Shortly following that night, I took it upon myself to make the best out of this opportunity by setting a plan. It consisted of several destinations that were required to expand my limited knowledge about cuisines. Flying felt marvelously unreal, with the fresh wind brushing against my skin and bringing a surge of joy. I was positive that the grin on my face was enough to show how eager I was to finally go to India and dive into a taste bud heaven. Little did I know, those sensations were about to turn into pure sadness and anger.
I was standing in the middle of a rural Indian village; the place reeked of death and smoke, which is enough as a first indication that this was not going to be a typical touristic experience. At first glance, one would not believe that such exquisite food was from a country with such miserable circumstances, people were racing each other to get rotten food. With cold dead eyes, these habitants were ready to slit a throat for a piece of meat. Curiosity got the best out of me and I found my legs leading me towards the first house in sight. Dragging the curtains away, I came face to face with a middle-aged man. Without the wetness trailing down his cheeks, I could have mistaken him for a soulless statue. Luckily, the guy was fluent in English and fully able to share his story with me.
Several hours of talking did not only end up with tiredness hovering all over me but also with me fuming about how cruel life can be. I found out that some parts in India were the core of hunger. Kids are struggling with malnutrition to the point where some parents chose to end their lives instead of having to see them suffer and going through agony; this was the case with the guy’s brother. Moreover, these people were deprived of trivial rights; they were left to die through neglect just as will a flower. However, some of these flowers didn’t even get to flourish due to hunger while some of us were sleeping on silk sheets.

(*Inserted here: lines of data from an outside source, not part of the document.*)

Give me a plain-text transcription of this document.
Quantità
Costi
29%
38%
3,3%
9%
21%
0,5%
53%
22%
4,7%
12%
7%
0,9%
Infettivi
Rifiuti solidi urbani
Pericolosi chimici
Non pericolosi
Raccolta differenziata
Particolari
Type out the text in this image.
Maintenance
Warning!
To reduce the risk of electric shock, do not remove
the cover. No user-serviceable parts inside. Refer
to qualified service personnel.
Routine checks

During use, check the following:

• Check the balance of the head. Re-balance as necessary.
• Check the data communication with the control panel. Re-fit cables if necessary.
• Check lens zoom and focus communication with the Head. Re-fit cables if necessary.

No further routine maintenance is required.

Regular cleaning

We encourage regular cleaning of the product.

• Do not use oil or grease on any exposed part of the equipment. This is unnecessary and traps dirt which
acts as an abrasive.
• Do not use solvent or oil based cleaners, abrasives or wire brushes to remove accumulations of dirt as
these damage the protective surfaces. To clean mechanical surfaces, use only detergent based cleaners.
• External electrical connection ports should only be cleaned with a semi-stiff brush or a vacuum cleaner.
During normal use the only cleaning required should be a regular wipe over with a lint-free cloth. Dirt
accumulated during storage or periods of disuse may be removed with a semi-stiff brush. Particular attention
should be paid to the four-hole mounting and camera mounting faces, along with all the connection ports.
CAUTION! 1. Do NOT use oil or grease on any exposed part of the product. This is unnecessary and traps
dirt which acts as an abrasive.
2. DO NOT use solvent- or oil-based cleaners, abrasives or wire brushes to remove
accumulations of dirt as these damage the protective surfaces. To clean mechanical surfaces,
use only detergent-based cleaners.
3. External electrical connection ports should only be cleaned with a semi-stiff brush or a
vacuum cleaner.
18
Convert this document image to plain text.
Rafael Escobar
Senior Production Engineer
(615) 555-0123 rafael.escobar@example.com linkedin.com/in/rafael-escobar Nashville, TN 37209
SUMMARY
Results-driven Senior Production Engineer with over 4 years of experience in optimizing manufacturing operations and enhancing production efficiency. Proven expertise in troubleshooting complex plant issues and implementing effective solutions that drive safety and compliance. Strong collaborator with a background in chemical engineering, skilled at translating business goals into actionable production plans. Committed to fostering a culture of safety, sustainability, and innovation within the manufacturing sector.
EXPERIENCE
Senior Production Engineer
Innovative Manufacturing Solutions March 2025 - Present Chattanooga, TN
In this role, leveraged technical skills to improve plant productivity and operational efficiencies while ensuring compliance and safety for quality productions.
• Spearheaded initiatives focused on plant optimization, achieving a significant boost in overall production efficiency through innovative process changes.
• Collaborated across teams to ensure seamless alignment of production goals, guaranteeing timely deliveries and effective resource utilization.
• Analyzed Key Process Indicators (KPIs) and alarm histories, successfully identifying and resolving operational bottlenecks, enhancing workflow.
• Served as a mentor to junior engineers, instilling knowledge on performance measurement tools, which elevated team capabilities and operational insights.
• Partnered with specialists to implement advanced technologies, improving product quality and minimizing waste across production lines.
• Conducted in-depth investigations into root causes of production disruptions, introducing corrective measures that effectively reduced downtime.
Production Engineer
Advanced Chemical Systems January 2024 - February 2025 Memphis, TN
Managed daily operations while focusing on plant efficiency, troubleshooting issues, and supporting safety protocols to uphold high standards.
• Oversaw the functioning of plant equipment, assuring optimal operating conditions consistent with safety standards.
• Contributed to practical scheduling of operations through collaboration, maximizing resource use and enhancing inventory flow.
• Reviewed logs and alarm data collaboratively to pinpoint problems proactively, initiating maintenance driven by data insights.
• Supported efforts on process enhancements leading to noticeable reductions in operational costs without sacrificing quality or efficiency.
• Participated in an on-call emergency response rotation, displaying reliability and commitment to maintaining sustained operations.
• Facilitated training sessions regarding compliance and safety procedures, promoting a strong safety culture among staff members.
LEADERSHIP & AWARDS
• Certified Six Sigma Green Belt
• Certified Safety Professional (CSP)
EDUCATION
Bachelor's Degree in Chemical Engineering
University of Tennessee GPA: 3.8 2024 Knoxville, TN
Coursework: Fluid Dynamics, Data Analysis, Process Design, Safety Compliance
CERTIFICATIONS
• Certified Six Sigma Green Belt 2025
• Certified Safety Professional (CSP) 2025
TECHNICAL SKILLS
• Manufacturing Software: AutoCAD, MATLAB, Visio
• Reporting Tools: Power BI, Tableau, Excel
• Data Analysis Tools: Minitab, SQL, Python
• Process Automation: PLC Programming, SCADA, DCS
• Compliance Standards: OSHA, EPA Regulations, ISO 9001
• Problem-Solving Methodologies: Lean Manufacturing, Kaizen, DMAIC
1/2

Food waste, something I did not need to fly to witness. It occurs daily in front of me but what I failed to be informed about is what should not be neglected. It irked me to think at that particular moment about the nonsense politicians dwell on relentlessly but fail to translate into a reality. Blinded by riches, we have a tendency to be self-absorbed, but this journey teaches me that it is not about the materialistic comfort. I realized that this atrocious world could use a little extra dose of selflessness. At the end, I lost my ability to fly, but sometimes, good things fall apart so better things can fall together. This experience is a reminder that everyone is blood and flesh; each individual is worthy of unconditional love and care despite their background, which is why I decided to raise awareness about world hunger and voice my opinion.